= Antigua dollar =

Former currency of Antigua

Antigua and Barbuda are two separate islands which operate as one country. Along with many other countries of the Caribbean, they use the East Caribbean dollar as their official currency, which was first brought into circulation in 1965 to replace the British West Indies dollar.

Even though Queen Anne's proclamation of 1704 brought the gold standard to the West Indies, silver pieces of eight (Spanish dollars and later Mexican dollars) continued to form a major portion of the circulating currency right into the latter half of the nineteenth century.

Britain adopted the gold standard in 1821 and an imperial order-in-council of 1838 resulted in Antigua formally adopting the sterling currency on 13 January 1847. However, despite the circulation of British silver coins in Antigua, the silver pieces of eight continued to circulate alongside them, and the private sector continued to use dollar accounts for reckoning. The international silver crisis of 1873 signalled the end of the silver dollar era in the West Indies and silver dollars were demonetized in Antigua in the wake of this crisis for fear that a silver standard might return. Even though the British sterling coins were made of silver, they were fractional coins of the British gold sovereign and hence they maintained their gold value. This left a state of affairs, in which the British coinage circulated, being reckoned in dollar accounts at an automatic conversion rate of 1 dollar = 4 shillings 2 pence.

From 1949, with the introduction of the British West Indies dollar, the currency of Antigua became officially tied up with that of the British Eastern Caribbean territories in general. The British sterling coinage was eventually replaced by a new decimal coinage in 1955, with the new cent being equal to one half of the old penny.

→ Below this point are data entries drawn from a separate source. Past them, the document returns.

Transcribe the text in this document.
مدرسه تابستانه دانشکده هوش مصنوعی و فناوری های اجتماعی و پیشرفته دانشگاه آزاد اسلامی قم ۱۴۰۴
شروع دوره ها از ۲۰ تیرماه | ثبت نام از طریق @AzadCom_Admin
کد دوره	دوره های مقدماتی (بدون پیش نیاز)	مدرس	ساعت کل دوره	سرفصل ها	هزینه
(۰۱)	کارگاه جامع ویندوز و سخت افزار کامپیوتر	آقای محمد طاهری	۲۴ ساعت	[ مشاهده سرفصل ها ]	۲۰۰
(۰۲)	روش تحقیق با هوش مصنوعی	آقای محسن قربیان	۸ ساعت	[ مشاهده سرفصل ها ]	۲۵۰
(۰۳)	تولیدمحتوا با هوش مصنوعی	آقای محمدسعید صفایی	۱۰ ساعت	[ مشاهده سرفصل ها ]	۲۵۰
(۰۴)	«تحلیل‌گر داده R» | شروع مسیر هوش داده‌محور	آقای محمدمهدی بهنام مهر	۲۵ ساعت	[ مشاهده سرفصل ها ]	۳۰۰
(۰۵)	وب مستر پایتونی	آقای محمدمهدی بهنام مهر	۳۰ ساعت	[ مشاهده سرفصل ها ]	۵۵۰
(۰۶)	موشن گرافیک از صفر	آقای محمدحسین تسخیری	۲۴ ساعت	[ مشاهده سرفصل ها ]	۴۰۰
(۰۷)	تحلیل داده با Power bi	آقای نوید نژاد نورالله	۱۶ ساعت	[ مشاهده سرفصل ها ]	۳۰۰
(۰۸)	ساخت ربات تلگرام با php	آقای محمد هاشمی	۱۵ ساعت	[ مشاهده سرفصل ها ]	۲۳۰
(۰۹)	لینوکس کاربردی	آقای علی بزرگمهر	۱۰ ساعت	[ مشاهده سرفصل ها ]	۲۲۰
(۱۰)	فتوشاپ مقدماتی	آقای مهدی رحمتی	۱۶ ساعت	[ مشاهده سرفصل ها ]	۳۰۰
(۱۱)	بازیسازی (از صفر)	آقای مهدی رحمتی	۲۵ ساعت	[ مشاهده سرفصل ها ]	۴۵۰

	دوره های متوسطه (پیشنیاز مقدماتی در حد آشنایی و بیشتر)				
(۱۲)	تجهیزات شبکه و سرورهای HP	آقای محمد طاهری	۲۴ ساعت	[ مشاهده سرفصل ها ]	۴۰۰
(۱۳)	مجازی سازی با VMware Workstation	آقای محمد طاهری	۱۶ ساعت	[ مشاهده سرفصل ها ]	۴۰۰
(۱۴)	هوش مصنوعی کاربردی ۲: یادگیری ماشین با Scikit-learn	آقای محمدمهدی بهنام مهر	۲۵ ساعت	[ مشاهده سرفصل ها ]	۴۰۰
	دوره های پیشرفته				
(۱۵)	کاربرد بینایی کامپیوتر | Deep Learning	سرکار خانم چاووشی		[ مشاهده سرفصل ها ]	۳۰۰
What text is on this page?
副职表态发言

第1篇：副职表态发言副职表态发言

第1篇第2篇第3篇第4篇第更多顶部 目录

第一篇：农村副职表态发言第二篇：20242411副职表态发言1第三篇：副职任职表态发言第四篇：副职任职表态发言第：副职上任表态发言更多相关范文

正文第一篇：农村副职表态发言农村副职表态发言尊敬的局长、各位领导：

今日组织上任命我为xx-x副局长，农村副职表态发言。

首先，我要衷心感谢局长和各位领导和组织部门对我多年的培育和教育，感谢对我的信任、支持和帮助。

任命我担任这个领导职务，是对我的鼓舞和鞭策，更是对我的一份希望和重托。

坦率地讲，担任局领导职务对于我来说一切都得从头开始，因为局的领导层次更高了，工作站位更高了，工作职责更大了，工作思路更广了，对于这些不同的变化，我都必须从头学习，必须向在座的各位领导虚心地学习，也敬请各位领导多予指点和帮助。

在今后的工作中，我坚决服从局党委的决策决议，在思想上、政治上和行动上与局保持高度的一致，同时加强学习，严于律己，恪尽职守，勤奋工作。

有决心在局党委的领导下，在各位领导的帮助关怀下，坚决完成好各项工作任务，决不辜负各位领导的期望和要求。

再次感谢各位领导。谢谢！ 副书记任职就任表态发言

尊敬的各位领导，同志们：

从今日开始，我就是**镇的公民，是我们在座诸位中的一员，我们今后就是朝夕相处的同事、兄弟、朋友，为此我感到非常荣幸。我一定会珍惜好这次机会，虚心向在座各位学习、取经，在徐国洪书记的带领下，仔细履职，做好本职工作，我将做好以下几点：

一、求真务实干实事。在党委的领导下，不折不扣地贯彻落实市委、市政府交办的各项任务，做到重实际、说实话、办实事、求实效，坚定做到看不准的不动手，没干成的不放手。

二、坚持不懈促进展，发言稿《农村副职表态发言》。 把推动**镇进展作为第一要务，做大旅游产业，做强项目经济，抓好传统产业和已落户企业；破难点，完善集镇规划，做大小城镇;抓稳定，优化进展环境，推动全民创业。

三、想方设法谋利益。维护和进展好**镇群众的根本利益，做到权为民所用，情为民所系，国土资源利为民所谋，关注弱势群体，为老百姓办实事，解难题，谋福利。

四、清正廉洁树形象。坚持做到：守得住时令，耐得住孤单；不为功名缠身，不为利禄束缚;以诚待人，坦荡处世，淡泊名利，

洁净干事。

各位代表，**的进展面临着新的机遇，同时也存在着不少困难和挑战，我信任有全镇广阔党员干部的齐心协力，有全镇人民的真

The fixed exchange rate of ±4.80 = £1 sterling (equivalent to the old ±1 = 4s 2d) continued right up until 1976.

==Banknotes==
Three banks, the Royal Bank of Canada, the Colonial Bank and Barclays Bank, all issued 5 dollars notes. The Royal Bank of Canada issued notes between 1913 and 1938, whilst the Colonial Bank issued notes in 1926 and Barclays Bank (which took over the Colonial Bank) issued notes between 1937 and 1940.